Fanciful as this character is, Wood has taken over the narrative
with his presence. True to his wishes, history does not record Henry
Cuzzemano. Wood, however, has inserted him as a character in each of the
four biographies. He is the agent of understanding here at the end, as
Mary--who has not brought herself to even remember what she finds after
she runs downstairs at the sound of the gun--makes the start on her last
confession.
The reader does not get to hear that confession, however. What the
reader has been given (and this much earlier in the fourth wife's
biography) is Mary's noticing a large, shadowy stag.
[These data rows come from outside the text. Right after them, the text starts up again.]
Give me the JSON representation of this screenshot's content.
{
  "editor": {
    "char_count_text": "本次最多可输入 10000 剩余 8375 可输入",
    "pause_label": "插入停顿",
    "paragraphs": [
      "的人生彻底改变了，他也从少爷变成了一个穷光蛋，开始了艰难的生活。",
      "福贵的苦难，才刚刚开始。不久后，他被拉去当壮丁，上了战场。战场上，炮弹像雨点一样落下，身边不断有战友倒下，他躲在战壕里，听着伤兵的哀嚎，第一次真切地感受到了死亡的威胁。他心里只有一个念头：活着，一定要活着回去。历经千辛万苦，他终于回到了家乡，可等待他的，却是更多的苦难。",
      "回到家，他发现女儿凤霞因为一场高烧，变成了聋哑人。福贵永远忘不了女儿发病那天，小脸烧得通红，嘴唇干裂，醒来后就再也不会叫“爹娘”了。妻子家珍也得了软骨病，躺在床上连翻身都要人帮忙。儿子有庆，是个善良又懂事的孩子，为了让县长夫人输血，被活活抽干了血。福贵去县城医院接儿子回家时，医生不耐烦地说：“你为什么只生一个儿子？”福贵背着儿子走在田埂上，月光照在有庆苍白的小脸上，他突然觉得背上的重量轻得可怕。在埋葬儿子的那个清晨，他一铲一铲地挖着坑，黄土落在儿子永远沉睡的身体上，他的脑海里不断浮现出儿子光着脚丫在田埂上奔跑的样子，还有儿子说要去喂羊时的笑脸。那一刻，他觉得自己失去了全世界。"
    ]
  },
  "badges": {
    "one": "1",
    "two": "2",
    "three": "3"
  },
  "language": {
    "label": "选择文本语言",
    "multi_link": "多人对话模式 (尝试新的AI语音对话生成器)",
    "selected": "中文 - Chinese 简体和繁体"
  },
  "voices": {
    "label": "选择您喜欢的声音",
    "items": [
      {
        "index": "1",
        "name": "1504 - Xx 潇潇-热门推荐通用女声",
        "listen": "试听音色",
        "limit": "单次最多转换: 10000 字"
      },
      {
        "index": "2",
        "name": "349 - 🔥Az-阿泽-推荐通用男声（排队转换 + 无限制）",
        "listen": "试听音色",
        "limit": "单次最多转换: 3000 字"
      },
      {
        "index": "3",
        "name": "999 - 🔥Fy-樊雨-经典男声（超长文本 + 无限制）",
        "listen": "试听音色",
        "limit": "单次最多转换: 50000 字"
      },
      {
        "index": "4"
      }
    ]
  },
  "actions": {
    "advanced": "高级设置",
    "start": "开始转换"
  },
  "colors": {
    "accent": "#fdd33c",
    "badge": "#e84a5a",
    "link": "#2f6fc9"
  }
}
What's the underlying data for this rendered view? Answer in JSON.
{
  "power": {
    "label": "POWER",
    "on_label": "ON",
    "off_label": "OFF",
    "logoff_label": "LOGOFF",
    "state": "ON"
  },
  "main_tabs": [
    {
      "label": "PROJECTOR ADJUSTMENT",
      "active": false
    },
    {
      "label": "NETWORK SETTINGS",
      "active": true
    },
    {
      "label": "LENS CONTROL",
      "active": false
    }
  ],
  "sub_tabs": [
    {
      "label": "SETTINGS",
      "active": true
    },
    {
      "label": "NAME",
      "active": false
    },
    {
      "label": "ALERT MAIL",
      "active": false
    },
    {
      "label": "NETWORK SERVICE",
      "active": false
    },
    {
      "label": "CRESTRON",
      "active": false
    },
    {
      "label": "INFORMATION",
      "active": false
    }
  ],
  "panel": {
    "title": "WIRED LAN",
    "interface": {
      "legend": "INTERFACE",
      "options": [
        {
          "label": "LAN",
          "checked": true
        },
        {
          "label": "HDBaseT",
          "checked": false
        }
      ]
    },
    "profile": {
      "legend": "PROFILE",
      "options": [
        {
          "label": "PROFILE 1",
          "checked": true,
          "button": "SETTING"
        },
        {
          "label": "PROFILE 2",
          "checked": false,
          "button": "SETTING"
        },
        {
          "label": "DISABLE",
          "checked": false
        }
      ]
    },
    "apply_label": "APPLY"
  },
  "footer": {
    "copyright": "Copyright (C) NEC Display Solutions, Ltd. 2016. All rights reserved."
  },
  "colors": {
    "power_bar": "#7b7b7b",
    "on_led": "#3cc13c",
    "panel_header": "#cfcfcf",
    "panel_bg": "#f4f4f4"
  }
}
She is
finishing a cigarette. "She's about to go back inside when she
sees a big stag tread through the garden, caught in the last of the
quarter moon. The animal is nothing less than majestic. Its antlers are
huge and its legs have such a drifting, dignified walk, it's as if
they don't even really touch the soil. Lonesome creature, with such
a heaviness on its head, she wonders how he bears the load." (281).
"Lonesome." "Such a heaviness on its head." Until he
cannot, any longer, no matter his personal concerns, "bear the
load."
A striking if understated image for the Papa who willingly took on
so much, trained his readers to see the majesty in Santiago's brave
efforts--as well as the majesty in his catching the unimaginable
fish--and kept after one elusive goal after another: Wood shows her
finesse as she builds a structure that keeps Ernest Hemingway before the
reader's eyes and consciousness.
Reading Mrs. Hemingway took me back to 1976. Before the Hemingway
Room existed in the John F. Kennedy Library (before the John F. Kennedy
Library existed, in fact), the Hemingway archive was housed in the
County Records Building in Waltham, Massachusetts. There, the first
curator of the Hemingway papers, Jo August (later Jo August Hills)
sorted through thousands of pages, many of them illegible, and parceled
out materials to scholars from around the world. I remember her
excitement as she was reading an advance copy of Mary Hemingway's
How It Was. I remember her coming to me early one morning, saying,
"I have the Martha papers catalogued; would you like to read
them?" (Later, the Gellhorn papers were moved elsewhere.) In the
spring of 1976, none of us Hemingway students believed that Hemingway
scholars would ever tire of pouring through the treasures--handwritten
notes, unidentified pages, difficult letters--all uncatalogued or
uncopied. We were still allowed to use the original pages of his works.
Naomi Wood's Mrs. Hemingway reminds the reader of that
excitement. She rightly credits Bernice Kert's 1983 book, The
Hemingway Women, a resource we may not have appreciated enough at the
time. (Similarly, Carlos Baker's still-magnificent 1969 Ernest
Hemingway: A Life offers readers a wealth of information.) That these
early biographers assembled so much material, did so much investigative
work, tried to judge impartially and accurately, must be recognized as
providing a sturdy scaffolding for twenty-first century scholars (and
novelists and readers) to use in finding their own resources, drawing
their own conclusions, and taking aim at some of the more inaccurate
legends that a figure such as Ernest Hemingway--and perhaps the women
who loved him--is sometimes subjected to.
Mrs. Hemingway shows the positive side of being able to draw from
these weighty resources: Naomi Wood uses her own scintillating
imagination, gives her narrative multiple convincing voices, and draws a
set of convincing biographies that lead the reader to new worlds,
exciting worlds, of life with the Hemingways.